Hospitals have other economic incentives as well, Silvers points out. While their inpatient visits are reimbursed on the DRG system, their outpatient operations are not. Those are paid under the OPPS, Medicare's Outpatient Prospective Payment System, in which they are paid extra for maintaining the facilities. When hospitals acquire group practices, they reclassify them as outpatient services. "The hospitals get an outpatient facility fee in addition to the professional fee paid to the physician," says Silvers. "When hospitals do the analysis, they're looking at extra cash flow. That is the lubricant to make the acquisition work financially."

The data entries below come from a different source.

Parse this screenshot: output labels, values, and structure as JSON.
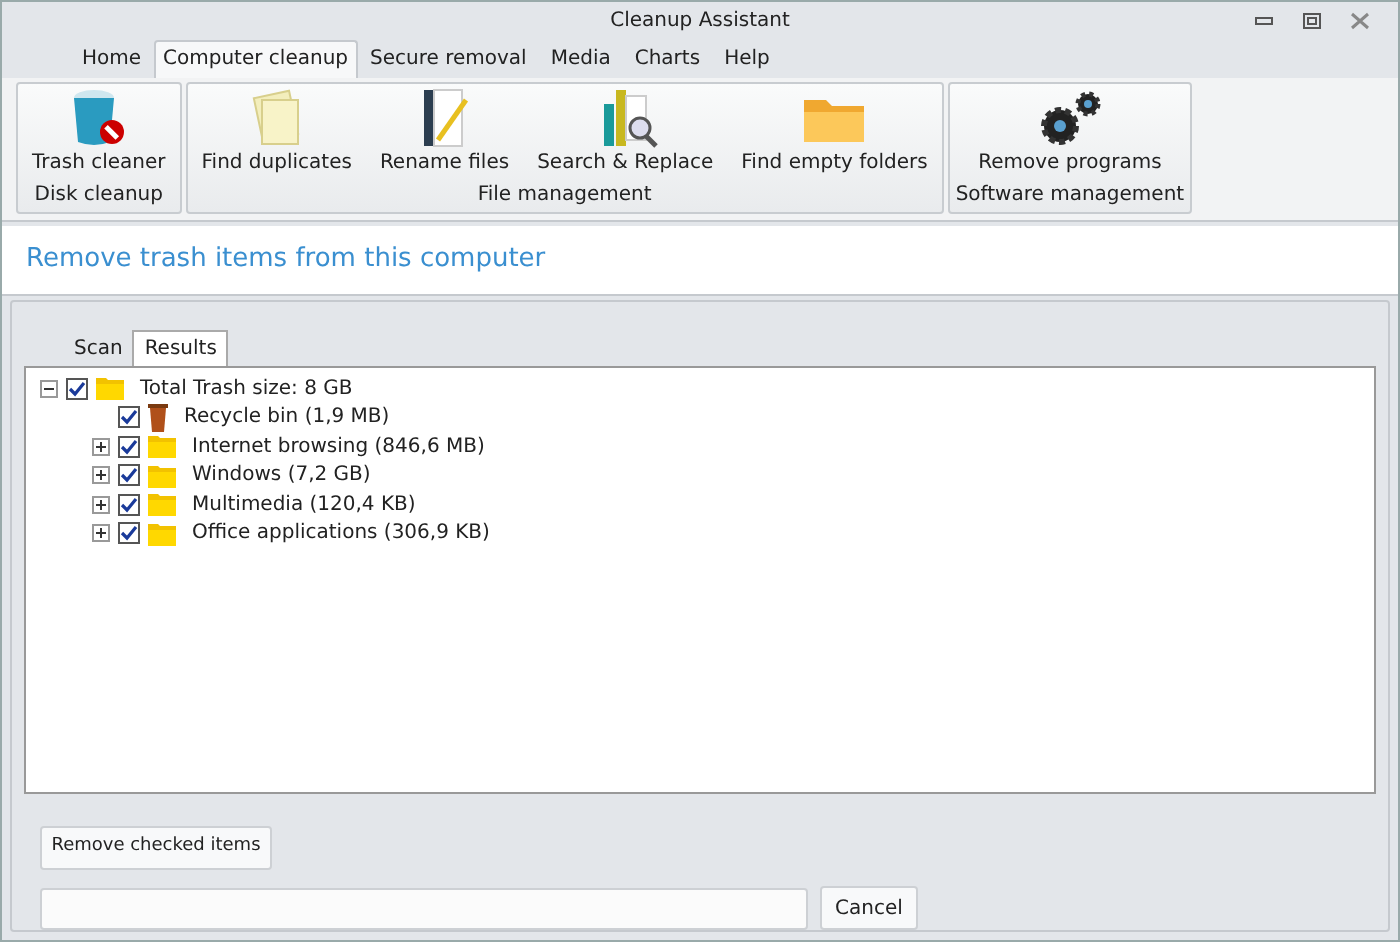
{
  "window": {
    "title": "Cleanup Assistant"
  },
  "menu_tabs": [
    {
      "label": "Home",
      "selected": false
    },
    {
      "label": "Computer cleanup",
      "selected": true
    },
    {
      "label": "Secure removal",
      "selected": false
    },
    {
      "label": "Media",
      "selected": false
    },
    {
      "label": "Charts",
      "selected": false
    },
    {
      "label": "Help",
      "selected": false
    }
  ],
  "ribbon_groups": [
    {
      "label": "Disk cleanup",
      "buttons": [
        {
          "label": "Trash cleaner",
          "kind": "trash"
        }
      ]
    },
    {
      "label": "File management",
      "buttons": [
        {
          "label": "Find duplicates",
          "kind": "papers"
        },
        {
          "label": "Rename files",
          "kind": "rename"
        },
        {
          "label": "Search & Replace",
          "kind": "search"
        },
        {
          "label": "Find empty folders",
          "kind": "folder"
        }
      ]
    },
    {
      "label": "Software management",
      "buttons": [
        {
          "label": "Remove programs",
          "kind": "gears"
        }
      ]
    }
  ],
  "heading": "Remove trash items from this computer",
  "view_tabs": [
    {
      "label": "Scan",
      "selected": false
    },
    {
      "label": "Results",
      "selected": true
    }
  ],
  "tree": [
    {
      "label": "Total Trash size: 8 GB",
      "kind": "folder",
      "checked": true,
      "expanded": true,
      "children": [
        {
          "label": "Recycle bin (1,9 MB)",
          "kind": "bin",
          "checked": true
        },
        {
          "label": "Internet browsing (846,6 MB)",
          "kind": "folder",
          "checked": true,
          "expanded": false
        },
        {
          "label": "Windows (7,2 GB)",
          "kind": "folder",
          "checked": true,
          "expanded": false
        },
        {
          "label": "Multimedia (120,4 KB)",
          "kind": "folder",
          "checked": true,
          "expanded": false
        },
        {
          "label": "Office applications (306,9 KB)",
          "kind": "folder",
          "checked": true,
          "expanded": false
        }
      ]
    }
  ],
  "progress": {
    "level": 0
  },
  "buttons": {
    "remove": "Remove checked items",
    "cancel": "Cancel"
  }
}
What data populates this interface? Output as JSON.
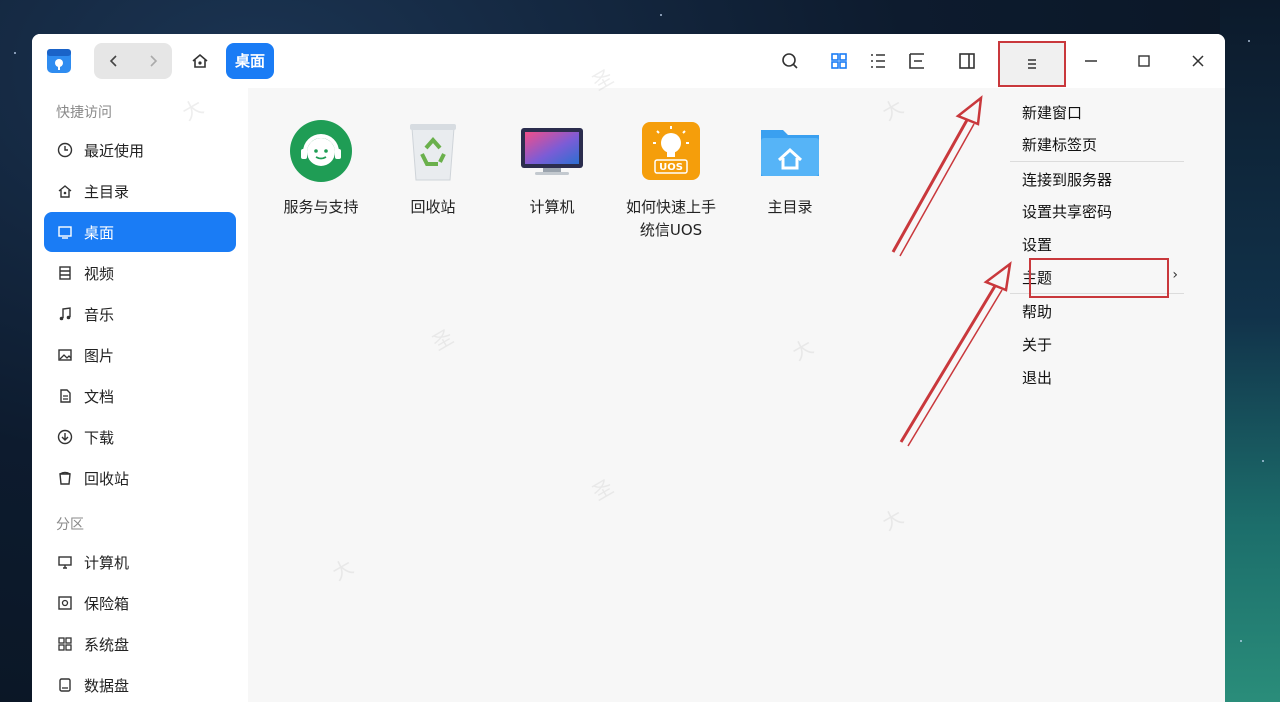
{
  "breadcrumb": {
    "current": "桌面"
  },
  "sidebar": {
    "sections": [
      {
        "label": "快捷访问"
      },
      {
        "label": "分区"
      }
    ],
    "items": [
      {
        "label": "最近使用",
        "icon": "clock-icon"
      },
      {
        "label": "主目录",
        "icon": "home-icon"
      },
      {
        "label": "桌面",
        "icon": "desktop-icon",
        "active": true
      },
      {
        "label": "视频",
        "icon": "video-icon"
      },
      {
        "label": "音乐",
        "icon": "music-icon"
      },
      {
        "label": "图片",
        "icon": "picture-icon"
      },
      {
        "label": "文档",
        "icon": "document-icon"
      },
      {
        "label": "下载",
        "icon": "download-icon"
      },
      {
        "label": "回收站",
        "icon": "trash-icon"
      },
      {
        "label": "计算机",
        "icon": "computer-icon"
      },
      {
        "label": "保险箱",
        "icon": "vault-icon"
      },
      {
        "label": "系统盘",
        "icon": "disk-icon"
      },
      {
        "label": "数据盘",
        "icon": "disk-icon"
      }
    ]
  },
  "files": [
    {
      "label": "服务与支持",
      "icon": "support-icon"
    },
    {
      "label": "回收站",
      "icon": "recycle-bin-icon"
    },
    {
      "label": "计算机",
      "icon": "computer-icon"
    },
    {
      "label": "如何快速上手统信UOS",
      "label_line1": "如何快速上手",
      "label_line2": "统信UOS",
      "badge": "UOS",
      "icon": "lightbulb-icon"
    },
    {
      "label": "主目录",
      "icon": "home-folder-icon"
    }
  ],
  "menu": {
    "items": [
      {
        "label": "新建窗口"
      },
      {
        "label": "新建标签页"
      },
      {
        "label": "连接到服务器"
      },
      {
        "label": "设置共享密码"
      },
      {
        "label": "设置"
      },
      {
        "label": "主题",
        "submenu_arrow": "›"
      },
      {
        "label": "帮助"
      },
      {
        "label": "关于"
      },
      {
        "label": "退出"
      }
    ]
  },
  "colors": {
    "accent": "#1a7cf5",
    "annotation_red": "#c9383c"
  }
}
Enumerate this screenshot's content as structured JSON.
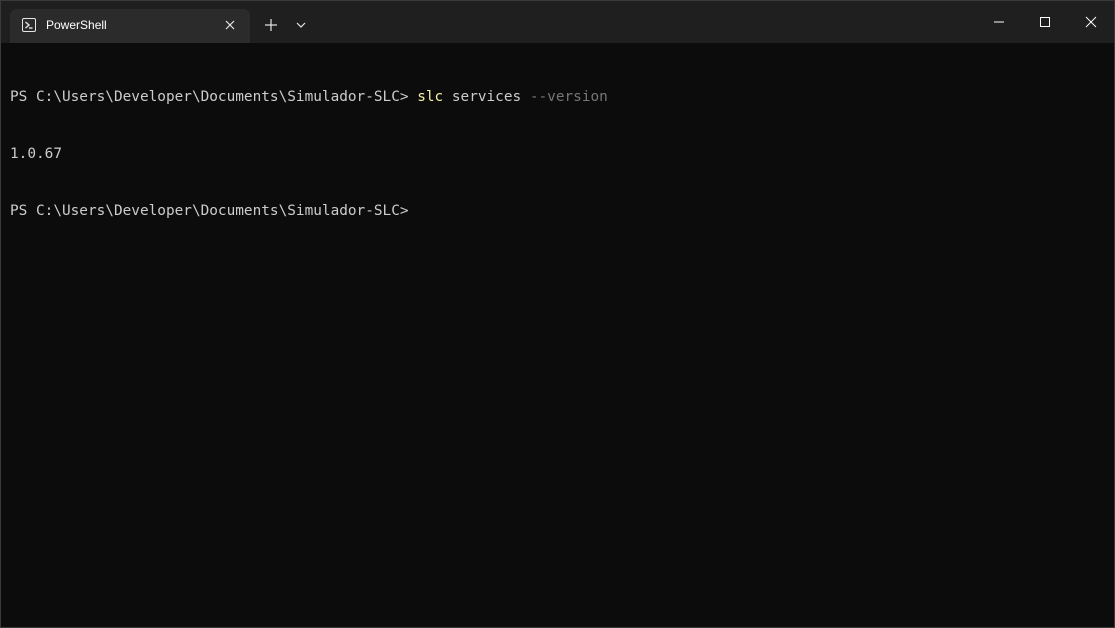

Physicians, on the other hand, have their own set of financial pressures. "The economic model is getting harder for private practices," says David Blair, M.D., president and chief medical officer at Grand Rapids, Mich.-based Advantage Health. The multi-specialty group practice of 200 physicians is owned by St. Mary's Health Care, a local hospital, which is itself owned by Trinity Health, a national hospital system. "The private practice is unsustainable and has caused physicians to seek employment. Primary care can get paid more in the employed model than a private model. Even specialists are seeing their referrals dry up. In five to 10 years, there will be little left of private practices."
Information technology ranks high as a financial pressure driving physicians into the arms of hospitals. "Physician need access to I.T. but they can't do it on their own," says Jeff Wasserman, vice president, Culbert Healthcare Solutions, a Woburn, Mass.-based consultancy which advises on EHR selection and clinical integration projects. "Practices realize they will be paid for performance. They will also be asked to assume more risk. You can't do either without state-of-the-art information systems."